Organizational knowledge codified: Teams will invest heavily in CLAUDE.md style rules and custom skills that capture institutional knowledge. The competitive advantage shifts from “who has the best developers” to “who has best captured their development practices in a form LLMs can leverage.”. These can be distributed e.g. via a GitHub repository (public or private) serving as a “plugin / skill marketplace” and rules files can be distributed either per repository or in a centralized way (I suspect Git submodules might rear their ugly head here for some quick wins :-))
Cloud-hybrid execution: The ability to report issues and open candidate PRs directly from Slack (via cloud-based execution) while maintaining the power of local CLI tools creates flexibility in how and where work happens. Claude Code in particular recently introduced Slack Integration and Google has been experimenting with Jules for a while now, letting you access it via the web and create PRs on the fly.

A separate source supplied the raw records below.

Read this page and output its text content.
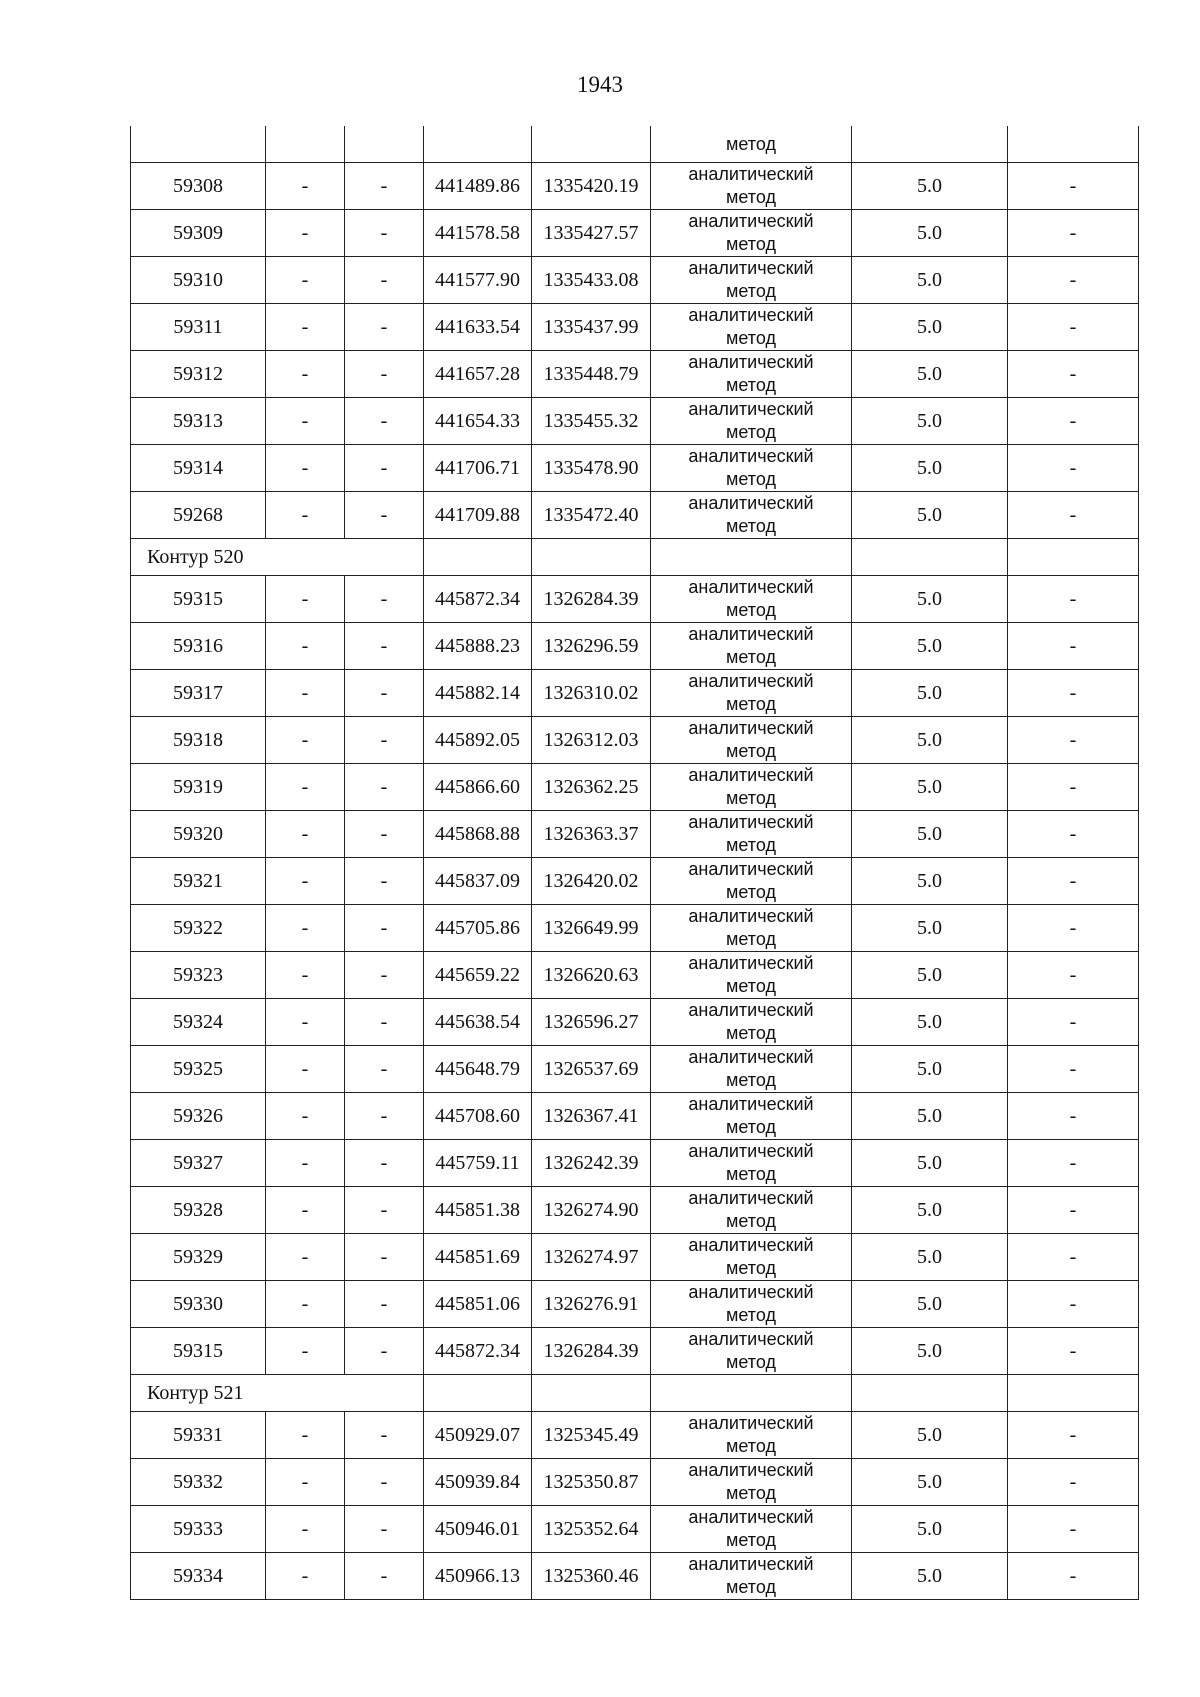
1943

					метод		

59308	-	-	441489.86	1335420.19	аналитический
метод	5.0	-
59309	-	-	441578.58	1335427.57	аналитический
метод	5.0	-
59310	-	-	441577.90	1335433.08	аналитический
метод	5.0	-
59311	-	-	441633.54	1335437.99	аналитический
метод	5.0	-
59312	-	-	441657.28	1335448.79	аналитический
метод	5.0	-
59313	-	-	441654.33	1335455.32	аналитический
метод	5.0	-
59314	-	-	441706.71	1335478.90	аналитический
метод	5.0	-
59268	-	-	441709.88	1335472.40	аналитический
метод	5.0	-
Контур 520							
59315	-	-	445872.34	1326284.39	аналитический
метод	5.0	-
59316	-	-	445888.23	1326296.59	аналитический
метод	5.0	-
59317	-	-	445882.14	1326310.02	аналитический
метод	5.0	-
59318	-	-	445892.05	1326312.03	аналитический
метод	5.0	-
59319	-	-	445866.60	1326362.25	аналитический
метод	5.0	-
59320	-	-	445868.88	1326363.37	аналитический
метод	5.0	-
59321	-	-	445837.09	1326420.02	аналитический
метод	5.0	-
59322	-	-	445705.86	1326649.99	аналитический
метод	5.0	-
59323	-	-	445659.22	1326620.63	аналитический
метод	5.0	-
59324	-	-	445638.54	1326596.27	аналитический
метод	5.0	-
59325	-	-	445648.79	1326537.69	аналитический
метод	5.0	-
59326	-	-	445708.60	1326367.41	аналитический
метод	5.0	-
59327	-	-	445759.11	1326242.39	аналитический
метод	5.0	-
59328	-	-	445851.38	1326274.90	аналитический
метод	5.0	-
59329	-	-	445851.69	1326274.97	аналитический
метод	5.0	-
59330	-	-	445851.06	1326276.91	аналитический
метод	5.0	-
59315	-	-	445872.34	1326284.39	аналитический
метод	5.0	-
Контур 521							
59331	-	-	450929.07	1325345.49	аналитический
метод	5.0	-
59332	-	-	450939.84	1325350.87	аналитический
метод	5.0	-
59333	-	-	450946.01	1325352.64	аналитический
метод	5.0	-
59334	-	-	450966.13	1325360.46	аналитический
метод	5.0	-
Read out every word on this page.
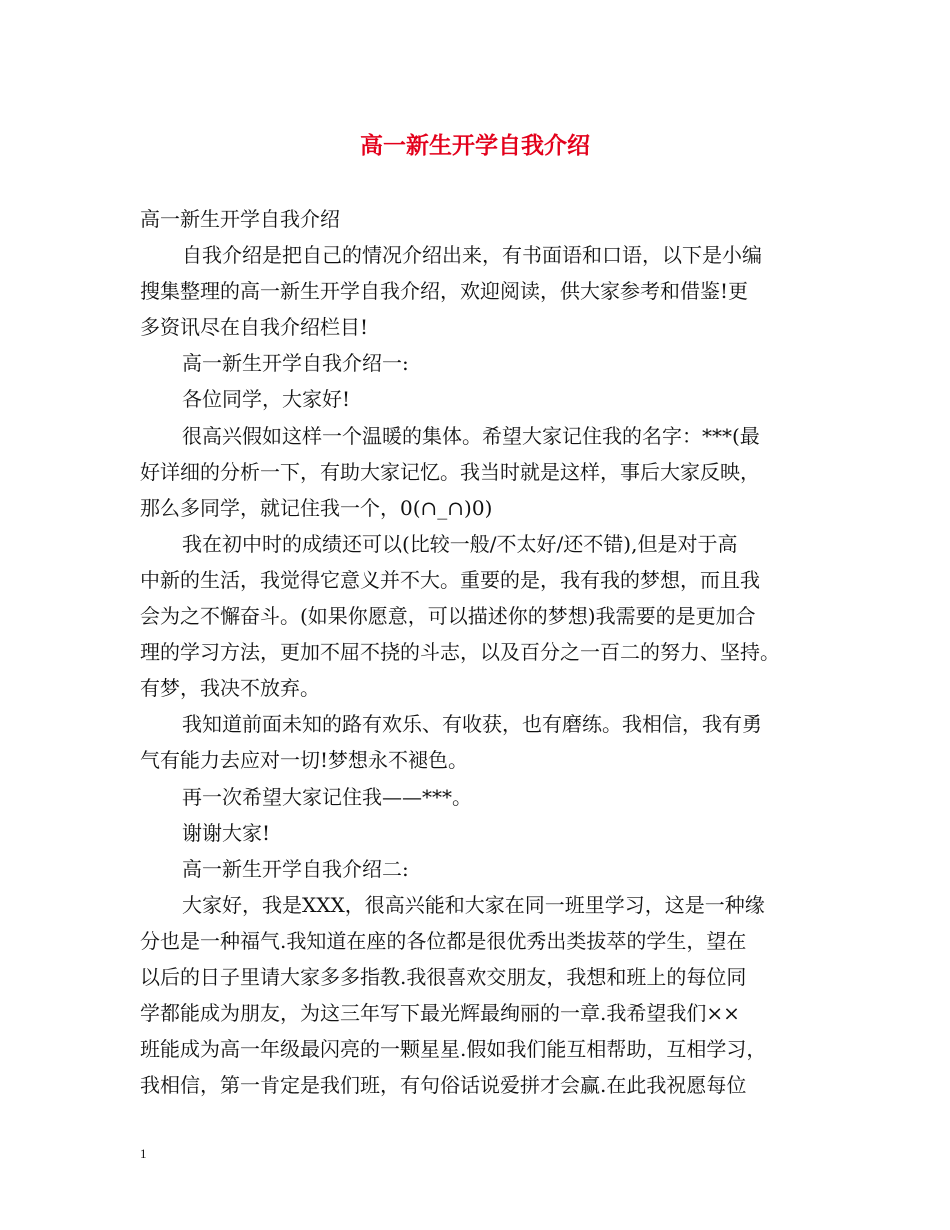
高一新生开学自我介绍
高一新生开学自我介绍
自我介绍是把自己的情况介绍出来，有书面语和口语，以下是小编
搜集整理的高一新生开学自我介绍，欢迎阅读，供大家参考和借鉴!更
多资讯尽在自我介绍栏目!
高一新生开学自我介绍一:
各位同学，大家好!
很高兴假如这样一个温暖的集体。希望大家记住我的名字：***(最
好详细的分析一下，有助大家记忆。我当时就是这样，事后大家反映，
那么多同学，就记住我一个，0(∩_∩)0)
我在初中时的成绩还可以(比较一般/不太好/还不错),但是对于高
中新的生活，我觉得它意义并不大。重要的是，我有我的梦想，而且我
会为之不懈奋斗。(如果你愿意，可以描述你的梦想)我需要的是更加合
理的学习方法，更加不屈不挠的斗志，以及百分之一百二的努力、坚持。
有梦，我决不放弃。
我知道前面未知的路有欢乐、有收获，也有磨练。我相信，我有勇
气有能力去应对一切!梦想永不褪色。
再一次希望大家记住我——***。
谢谢大家!
高一新生开学自我介绍二:
大家好，我是XXX，很高兴能和大家在同一班里学习，这是一种缘
分也是一种福气.我知道在座的各位都是很优秀出类拔萃的学生，望在
以后的日子里请大家多多指教.我很喜欢交朋友，我想和班上的每位同
学都能成为朋友，为这三年写下最光辉最绚丽的一章.我希望我们××
班能成为高一年级最闪亮的一颗星星.假如我们能互相帮助，互相学习，
我相信，第一肯定是我们班，有句俗话说爱拼才会赢.在此我祝愿每位
1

This holds a lot of promise, although for the time being I find the power of having a full development environment with all the needed permissions on my local dev workstation a clear winner.

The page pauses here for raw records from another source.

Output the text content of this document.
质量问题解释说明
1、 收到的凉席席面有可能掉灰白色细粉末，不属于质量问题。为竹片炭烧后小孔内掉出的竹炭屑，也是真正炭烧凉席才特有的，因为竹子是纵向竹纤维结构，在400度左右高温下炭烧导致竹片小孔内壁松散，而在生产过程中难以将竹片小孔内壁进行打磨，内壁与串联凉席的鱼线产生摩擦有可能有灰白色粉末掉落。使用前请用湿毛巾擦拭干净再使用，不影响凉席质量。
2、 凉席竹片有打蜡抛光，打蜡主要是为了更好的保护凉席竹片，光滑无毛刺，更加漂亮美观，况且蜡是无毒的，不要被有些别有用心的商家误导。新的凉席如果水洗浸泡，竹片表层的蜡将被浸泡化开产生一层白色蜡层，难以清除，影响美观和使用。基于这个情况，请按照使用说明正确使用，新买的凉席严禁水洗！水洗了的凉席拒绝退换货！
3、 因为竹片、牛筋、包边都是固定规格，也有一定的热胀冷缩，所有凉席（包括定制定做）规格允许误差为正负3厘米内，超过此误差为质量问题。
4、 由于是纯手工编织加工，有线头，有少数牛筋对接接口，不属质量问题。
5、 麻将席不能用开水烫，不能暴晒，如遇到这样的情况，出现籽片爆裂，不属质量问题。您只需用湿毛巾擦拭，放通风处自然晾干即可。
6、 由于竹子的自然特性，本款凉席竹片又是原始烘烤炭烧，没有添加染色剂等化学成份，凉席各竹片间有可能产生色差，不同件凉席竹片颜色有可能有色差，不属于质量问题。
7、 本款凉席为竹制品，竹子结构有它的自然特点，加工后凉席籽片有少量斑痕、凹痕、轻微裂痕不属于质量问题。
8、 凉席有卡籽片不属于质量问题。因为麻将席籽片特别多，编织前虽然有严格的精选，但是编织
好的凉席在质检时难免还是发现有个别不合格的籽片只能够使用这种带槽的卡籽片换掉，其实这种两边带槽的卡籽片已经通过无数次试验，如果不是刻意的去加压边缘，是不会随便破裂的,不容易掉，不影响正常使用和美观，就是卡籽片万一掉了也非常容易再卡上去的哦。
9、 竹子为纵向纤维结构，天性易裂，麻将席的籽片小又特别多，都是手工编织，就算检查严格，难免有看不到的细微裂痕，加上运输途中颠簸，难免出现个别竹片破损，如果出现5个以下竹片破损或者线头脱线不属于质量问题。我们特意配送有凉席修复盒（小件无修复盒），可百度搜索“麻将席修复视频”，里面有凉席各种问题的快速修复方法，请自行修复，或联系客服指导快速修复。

Cross-repository development: This is still an edge case today, but rapidly improving. As context windows grow and tools better support multi-project workspaces, the artificial boundaries between repositories will matter less. Having BE microservices, GraphQL API gateways, IaaC repositories, all available for the LLM to switch back and forth between to triage issues will become a common workflow.
The Remaining Challenges
This isn’t all roses. Some open questions:
Context management: Even with larger context windows, understanding complex systems requires loading a lot of information. Curated rules and skills help, but there’s still work to do here. I currently find myself using /clear and /compact a lot at key points, or asking the LLM to summarize state into an .md file I will pull back later (essentially relying on the notion of queryable ‘Memory’ mentioned above). The idea of Progressive disclosure will probably play a big role here.

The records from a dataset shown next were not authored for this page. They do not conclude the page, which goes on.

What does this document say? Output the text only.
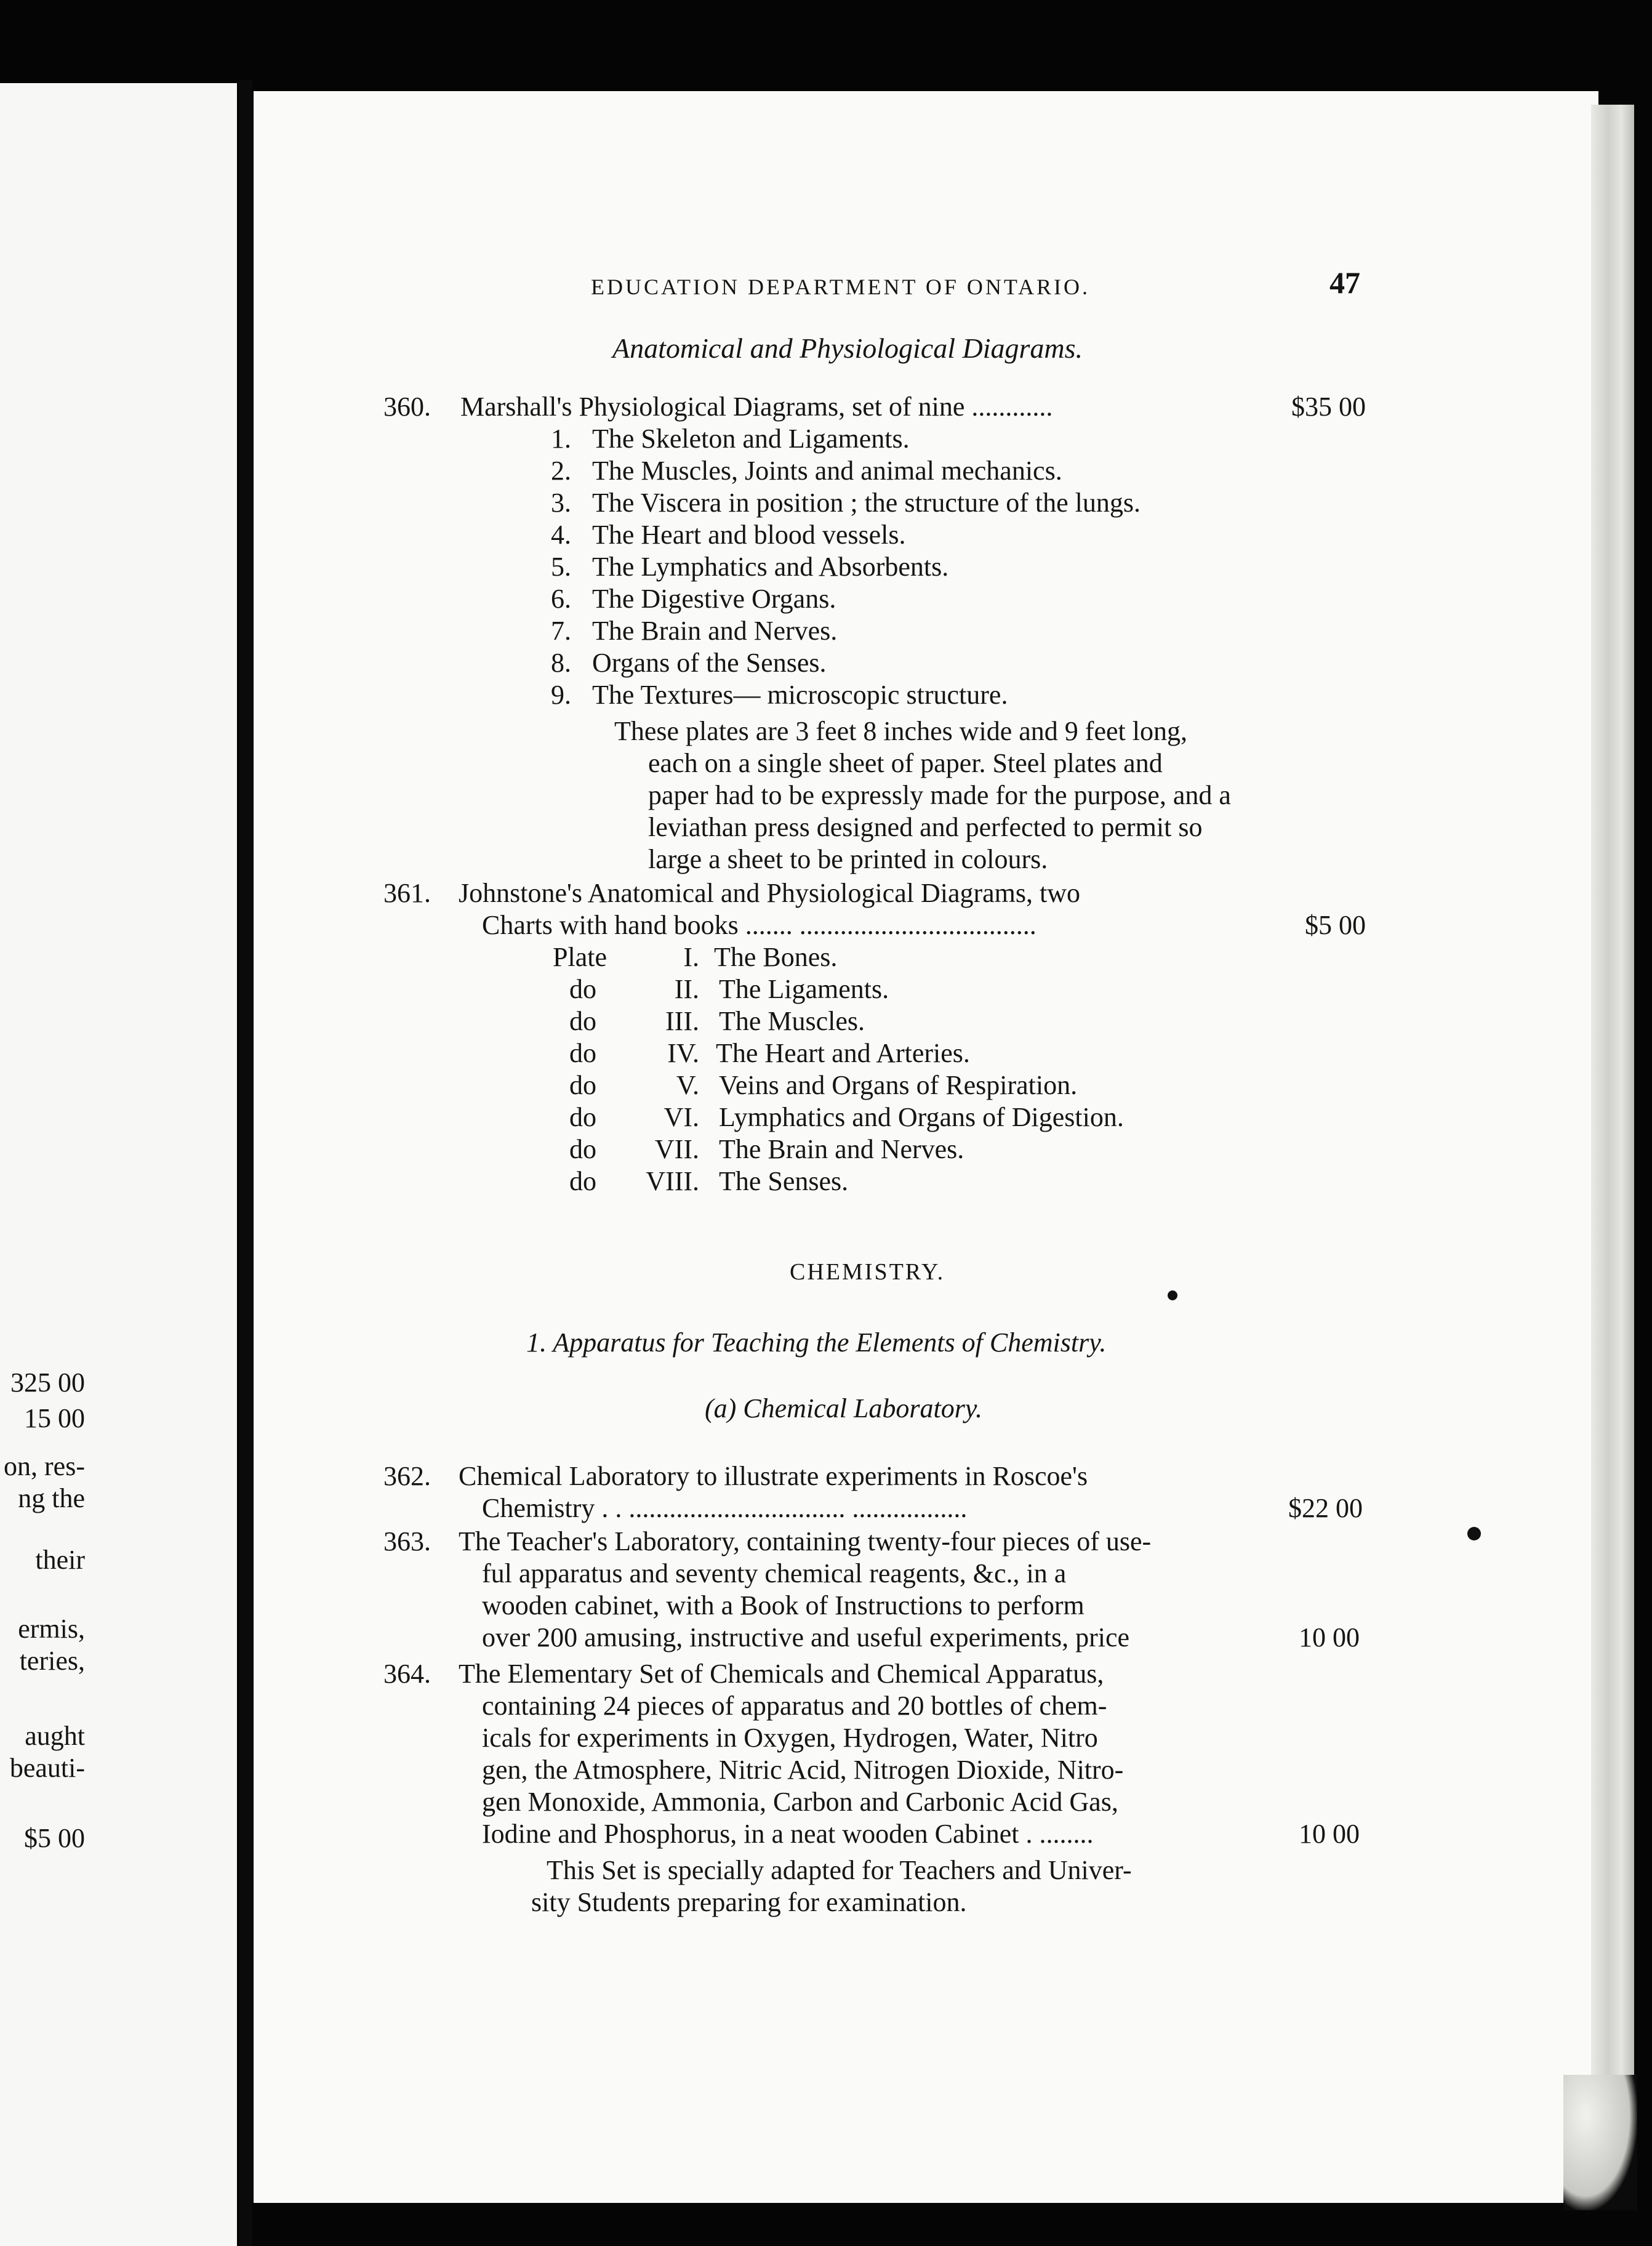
325 00
15 00
on, res-
ng the
their
ermis,
teries,
aught
beauti-
$5 00
EDUCATION DEPARTMENT OF ONTARIO.	47
Anatomical and Physiological Diagrams.
360. Marshall's Physiological Diagrams, set of nine ............	$35 00
1. The Skeleton and Ligaments.
2. The Muscles, Joints and animal mechanics.
3. The Viscera in position ; the structure of the lungs.
4. The Heart and blood vessels.
5. The Lymphatics and Absorbents.
6. The Digestive Organs.
7. The Brain and Nerves.
8. Organs of the Senses.
9. The Textures— microscopic structure.
These plates are 3 feet 8 inches wide and 9 feet long,
each on a single sheet of paper. Steel plates and
paper had to be expressly made for the purpose, and a
leviathan press designed and perfected to permit so
large a sheet to be printed in colours.
361. Johnstone's Anatomical and Physiological Diagrams, two
Charts with hand books ....... ...................................	$5 00
Plate	I. The Bones.
do	II. The Ligaments.
do	III. The Muscles.
do	IV. The Heart and Arteries.
do	V. Veins and Organs of Respiration.
do VI. Lymphatics and Organs of Digestion.
do VII. The Brain and Nerves.
do VIII. The Senses.
CHEMISTRY.
1. Apparatus for Teaching the Elements of Chemistry.
(a) Chemical Laboratory.
362. Chemical Laboratory to illustrate experiments in Roscoe's
Chemistry . . ................................ .................	$22 00
363. The Teacher's Laboratory, containing twenty-four pieces of use-
ful apparatus and seventy chemical reagents, &c., in a
wooden cabinet, with a Book of Instructions to perform
over 200 amusing, instructive and useful experiments, price	10 00
364. The Elementary Set of Chemicals and Chemical Apparatus,
containing 24 pieces of apparatus and 20 bottles of chem-
icals for experiments in Oxygen, Hydrogen, Water, Nitro
gen, the Atmosphere, Nitric Acid, Nitrogen Dioxide, Nitro-
gen Monoxide, Ammonia, Carbon and Carbonic Acid Gas,
Iodine and Phosphorus, in a neat wooden Cabinet . ........	10 00
This Set is specially adapted for Teachers and Univer-
sity Students preparing for examination.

Cross-repository coherence: Working across multiple repos is possible but spotty. The LLM needs significant context to understand how services interact, and there’s no great solution yet for keeping that understanding current. Per-repository CLAUDE.md files that are periodically refreshed do the trick for me for now, in the future there might be some automation around keeping these rules files up to date automatically (Note to self, another fun project idea: perhaps a pre-commit hook that triggers claude code CLI to refresh CLAUDE.md based on latest git commits?)
Verification overhead: As LLMs take on more complex tasks, verifying their work becomes its own challenge. The time saved in generation can be eaten by review if you’re not careful. Part of my workflow is emphasizing Test-driven development at every corner and every turn, and also relying on integration testing by running processes locally and asking Claude Code to interact with them. I typically have a process running in background, tailing to a log file, using some hot-reload functionality (e.g. via Watchdog). This lets the LLM look at the log, make changes, see those get updated automatically, look at the log again etc. This often finds issues that aren’t caught in unit-tests alone.
The Bottom Line
The vertical integration of development isn’t a productivity hack—it’s a fundamental restructuring of how software gets built. The developers who thrive in this new world won’t necessarily be the ones who write the most code; they’ll be the ones who are most effective at orchestrating LLM capabilities across the entire development lifecycle.
If you’re still thinking of LLMs as “fancy autocomplete,” you’re missing the bigger picture. The integration layer is where the leverage is, and the tools to build that layer are here now.
What’s your experience with vertically integrated development workflows? I’d love to hear what’s working (or not) for your team.